Capstone Project: Four Quadrant Approach
Introduction
The four prima facie principles include justice, autonomy, beneficence, and nonMaleficence. This prima facie establishes medical practitioners’ moral commitments and provides a less complicated, socially approved, and neutral approach to ethical issues in clinical practice. They do this by aiding healthcare practitioners in decision-making while reflecting on moral issues that arise within their practice. Additionally, Josen et al. in their Book Clinical Ethics: A Practical Approach To Ethical Decisions In Clinical Medicine provide a handy tool that allows practitioners to establish more ethical decision-making that goes a long way in helping patients achieve the best care. The four-quadrant approach comes in very handy to help practitioners make the right decision respecting the patient’s rights as a clinical ethics resource. This paper explores applying the four quadrant approach from an ethical perspective and determines the complexity and ease associated with each one of them.
Analysis of the Four Quadrant Approach
Categorically, diseases could take temporal complexity and be more dynamic for any patient as their treatment continue. As such, decisions identified and made before mutations or the development of a disease could be rendered useless in the face of these developments. Above all, the four topics approach allows me to be honest about the alternative as a clinical ethic resource. At the same time, it allows me to address the patients with a realistic expectation of how certain developments in their treatment may render them. This becomes useful for the patients to make better-informed decisions on whether or not to proceed with specific treatments or non at all. Medical indications, for me, as a clinical ethics resource was the most straightforward box to apply. It applies the principles of beneficence and nonmaleficence, which involves creating a balance in establishing the benefits of treatment against risks and costs involved and avoiding the causation of harm to the patient, respectively.
Under medical indications, my final decision will be aided by the patient’s medical problem, history of the disease, prognosis, and diagnosis. With the help and advice of other medical practitioners relative to the patient’s care, I will establish whether the problem is acute, critical or emergent, or reversible. I will also establish the goal of the treatment based on past practices and empirically outline the probabilities for success if the particular treatment was to be applied. The method also compels me to apply the alternatives if the method fails and overall empirically outlines the potential harm to be incurred and avoided.
The hardest of the four would be the Preferences of Patients. It is important to note that the guiding principle in this option considers autonomy and compels the practitioner to respect the patient or surrogate’s decision as final whether I would be in agreement with their decision or not. This is the hardest because it considers the patient’s right to choose to be respected relative to the laws and regulations. It establishes competence incapacity, which considers both legal and clinical decision making, introducing complexities into decision making as it considers more than one social institution. The patient may not be willing to cooperate and may fail to adhere to the competent clinical advice, resulting in a more complicated outlook.
Conclusion
Jonsen Siegler and Winslade’s four topic boxes provide a basis for establishing ethical and medical decision-making. They are not necessarily law but a great tool to help practitioners establish the best decision for their patients, considering their well-being and rights. The relevance of Preference of Patients is considered from both a medical and an ethical standpoint as opposed to medical indications that consider the majority of the decisions to be made from a medical standpoint, which is generally a more empirical standpoint. While his or her decisions or the surrogates’ decisions need to be respected, it introduces a very complicated outlook on the patients’ generahighly complexin most cases, the patient’s perspective is considered over medical recommendations.

References
Jonsen, A. R., Siegler, M., & Winslade, W. J. (2020). Clinical ethics: A practical approach to ethical decisions in clinical medicine. McGraw Hill Professional.

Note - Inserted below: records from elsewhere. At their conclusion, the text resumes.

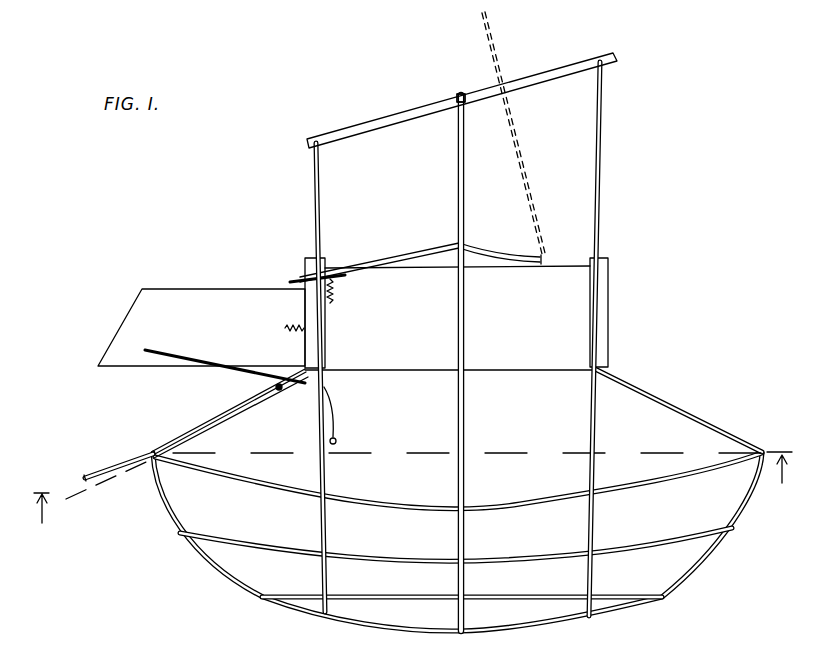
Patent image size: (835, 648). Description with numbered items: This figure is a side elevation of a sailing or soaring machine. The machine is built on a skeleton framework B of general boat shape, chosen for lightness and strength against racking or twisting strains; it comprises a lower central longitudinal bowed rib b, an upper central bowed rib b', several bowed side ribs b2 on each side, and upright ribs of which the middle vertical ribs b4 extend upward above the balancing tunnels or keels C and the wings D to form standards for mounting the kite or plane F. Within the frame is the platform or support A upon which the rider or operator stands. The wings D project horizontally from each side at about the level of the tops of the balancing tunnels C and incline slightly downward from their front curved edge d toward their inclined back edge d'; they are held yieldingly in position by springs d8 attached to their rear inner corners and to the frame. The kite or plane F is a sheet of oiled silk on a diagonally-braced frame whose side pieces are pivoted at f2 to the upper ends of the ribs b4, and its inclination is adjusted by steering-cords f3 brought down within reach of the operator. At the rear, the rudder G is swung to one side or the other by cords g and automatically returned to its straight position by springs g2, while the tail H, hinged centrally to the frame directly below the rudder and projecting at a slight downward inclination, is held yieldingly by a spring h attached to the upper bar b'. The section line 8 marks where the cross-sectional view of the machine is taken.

The lower central longitudinal bowed rib b is at (457, 542).
The platform or support A is at (517, 599).
The bowed side ribs b2 is at (408, 597).
The upper central bowed rib b' is at (457, 413).
The framework B is at (463, 422).
The section line 8 8 is at (411, 483).
The tail H is at (152, 442).
The cords g is at (243, 368).
The spring h is at (279, 392).
The rudder G is at (201, 327).
The balancing tunnels or keels C is at (456, 313).
The wings D is at (420, 262).
The inclined back edge d' is at (308, 269).
The springs d8 is at (334, 293).
The springs g2 is at (294, 325).
The front curved edge d is at (514, 135).
The steering-cords f3 is at (319, 218).
The middle vertical ribs b4 is at (465, 392).
The kite or plane F is at (538, 84).
The pivot f2 is at (462, 95).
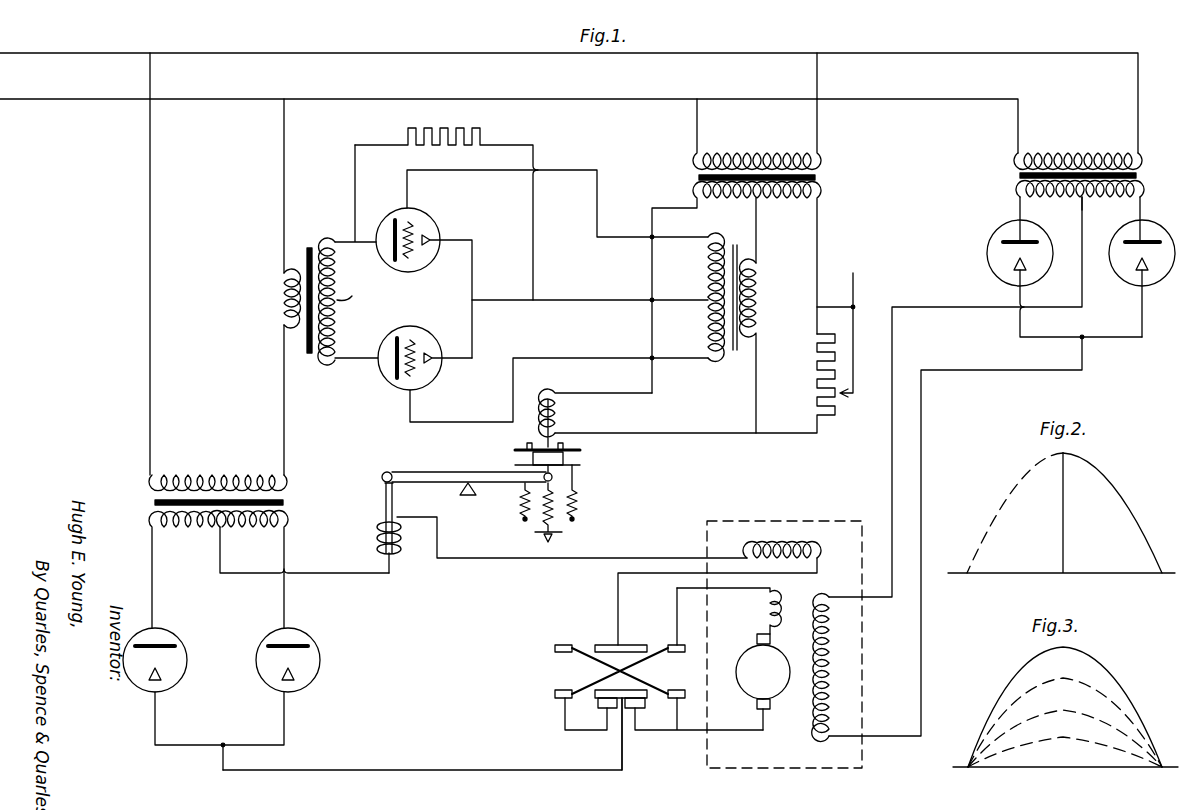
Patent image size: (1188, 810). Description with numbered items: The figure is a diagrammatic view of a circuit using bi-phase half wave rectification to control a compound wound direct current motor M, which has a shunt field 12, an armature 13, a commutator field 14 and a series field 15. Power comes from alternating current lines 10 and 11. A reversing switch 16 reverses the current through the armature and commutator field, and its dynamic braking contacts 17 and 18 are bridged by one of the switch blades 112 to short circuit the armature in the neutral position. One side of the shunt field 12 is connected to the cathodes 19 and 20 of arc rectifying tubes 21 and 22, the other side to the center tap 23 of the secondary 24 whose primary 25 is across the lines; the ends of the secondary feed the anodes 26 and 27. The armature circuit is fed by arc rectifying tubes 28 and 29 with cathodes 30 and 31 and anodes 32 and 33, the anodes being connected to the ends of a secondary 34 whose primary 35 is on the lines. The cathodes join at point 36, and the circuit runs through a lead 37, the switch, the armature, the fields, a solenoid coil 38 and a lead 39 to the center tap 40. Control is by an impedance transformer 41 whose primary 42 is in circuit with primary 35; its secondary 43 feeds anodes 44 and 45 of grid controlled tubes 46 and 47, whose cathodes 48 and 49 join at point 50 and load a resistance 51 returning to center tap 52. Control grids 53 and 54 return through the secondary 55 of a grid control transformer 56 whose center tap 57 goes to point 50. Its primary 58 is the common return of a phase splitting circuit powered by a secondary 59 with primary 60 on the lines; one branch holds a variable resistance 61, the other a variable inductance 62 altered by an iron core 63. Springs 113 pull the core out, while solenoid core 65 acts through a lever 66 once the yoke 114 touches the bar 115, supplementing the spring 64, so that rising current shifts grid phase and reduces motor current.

The alternating current line 10 is at (98, 62).
The alternating current line 11 is at (97, 108).
The shunt field 12 is at (826, 656).
The armature 13 is at (752, 678).
The commutator field 14 is at (762, 606).
The series field 15 is at (746, 546).
The reversing switch 16 is at (590, 636).
The contact 17 is at (600, 708).
The contact 18 is at (640, 710).
The cathode 19 is at (1046, 267).
The cathode 20 is at (1130, 267).
The arc rectifying tube 21 is at (986, 247).
The arc rectifying tube 22 is at (1112, 240).
The center tap 23 is at (1084, 198).
The secondary 24 is at (1016, 189).
The primary 25 is at (1072, 154).
The anode 26 is at (1030, 238).
The anode 27 is at (1148, 240).
The arc rectifying tube 28 is at (180, 654).
The arc rectifying tube 29 is at (314, 656).
The cathode 30 is at (160, 684).
The cathode 31 is at (298, 684).
The anode 32 is at (203, 673).
The anode 33 is at (314, 652).
The secondary 34 is at (272, 528).
The primary 35 is at (222, 476).
The point 36 is at (226, 744).
The lead 37 is at (398, 768).
The solenoid coil 38 is at (393, 556).
The lead 39 is at (324, 572).
The center tap 40 is at (218, 527).
The impedance transformer 41 is at (312, 238).
The primary 42 is at (282, 300).
The secondary 43 is at (337, 335).
The anode 44 is at (392, 378).
The anode 45 is at (540, 264).
The grid controlled arc rectifying tube 46 is at (524, 363).
The grid controlled arc rectifying tube 47 is at (426, 262).
The cathode 48 is at (438, 360).
The cathode 49 is at (437, 240).
The point 50 is at (478, 300).
The resistance 51 is at (490, 134).
The center tap 52 is at (352, 296).
The control grid 53 is at (415, 376).
The control grid 54 is at (416, 222).
The secondary 55 is at (708, 264).
The grid control transformer 56 is at (736, 368).
The center tap 57 is at (708, 306).
The primary 58 is at (758, 282).
The secondary 59 is at (772, 204).
The primary 60 is at (752, 155).
The variable resistance 61 is at (815, 396).
The variable inductance 62 is at (562, 412).
The iron core 63 is at (558, 435).
The spring 64 is at (540, 520).
The solenoid core 65 is at (386, 500).
The lever 66 is at (431, 470).
The switch blade 112 is at (600, 688).
The spring 113 is at (612, 512).
The yoke 114 is at (560, 466).
The bar 115 is at (519, 448).
The compound wound direct current motor M is at (800, 520).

Beauchamp, T. L., & Childress, J. F. (2019). Principles of biomedical ethics. Oxford University Press.

Taddio, A., Shah, V., & McMurtry, C. M. (2021). Helping healthcare providers in decision-making: The four quadrant approach. Paediatrics & Child Health, 26(1), 9-11.

Faden, R. R., Beauchamp, T. L., & King, N. M. (2021). A history and theory of informed consent. Oxford University Press.

American Medical Association. (2020). Code of Medical Ethics of the American Medical Association: Current Opinions with Annotations. American Medical Association.